At my local 4-18 school there are no guaranteed transfers from prep to senior and the lowest performing children are filtered out. The difficulty of finding another school is then very stressful. The county wide 11 plus will mean these children will not go to a grammar school and there are no other local private schools. That scenario ends up being very difficult as often the only option is a secondary modern. Many, many parents are happy with CE prep (or see it as a necessary evil) and the children are ready to move on to a new environment with new challenges. Very few top academic private schools go from 4-18. Some schools set their own exams and these are not so bad.
Would you consider Habs to be a "top academic private school"? They have just written to all parents to say that junior pupils won't take the 11+ and will all transfer except in exceptional circumstances. In most of the NW London private schools that go from 4-18 only a handful leave at 11, well under 5%.
<reeling> but the child is three years old... really what difference does it make at this age? How is a three year old academic or not academic? Isn't the main objective at that age knowing your colours and numbers and remembering to get to the toilet in time?
I realise that private education in London is in a different world to the rest of us. I have focussed on letting my children discover their own talents and nurture them, and they've been just fine. I think the OP should recognise that parental engagement is far more significant than the choice of pre-prep in terms of longer term educational engagement.
I realise that private education in London is in a different world to the rest of us
That's the thing though. In reality, most kids will do very well in these academic schools. It is easier to get in at 4/5 than at 7, and easier at 7 than at 11. The 11+ is hideous.

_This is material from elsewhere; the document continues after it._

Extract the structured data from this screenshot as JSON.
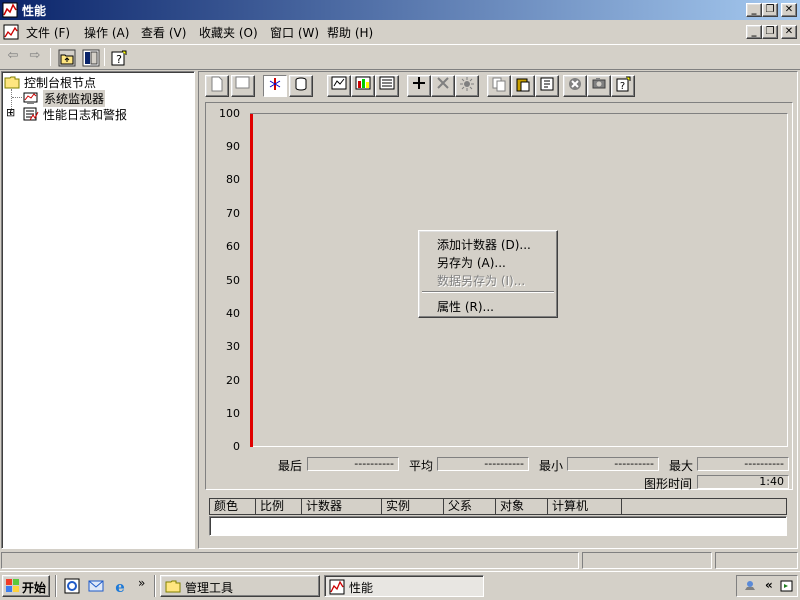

It's a very sensible thing to be looking at getting them sorted early.
Isn't the main objective at that age knowing your colours and numbers and remembering to get to the toilet in time?
Not really, most children here are well past all that at 3.
I think the OP should recognise that parental engagement is far more significant than the choice of pre-prep in terms of longer term educational engagement.
Yes, I can see now that choosing the school and parental involvement are mutually exclusive, thank you.
@wickerlampshade What would you suggest, knowing the local situation? Actually we are quite flexible yet, looking at Alleyn's also, albeit reluctantly.
Sorry for changing the subject but I am genuinely curious, OP. You say: "Not really, most children here are well past all that at 3". What on earth are they doing?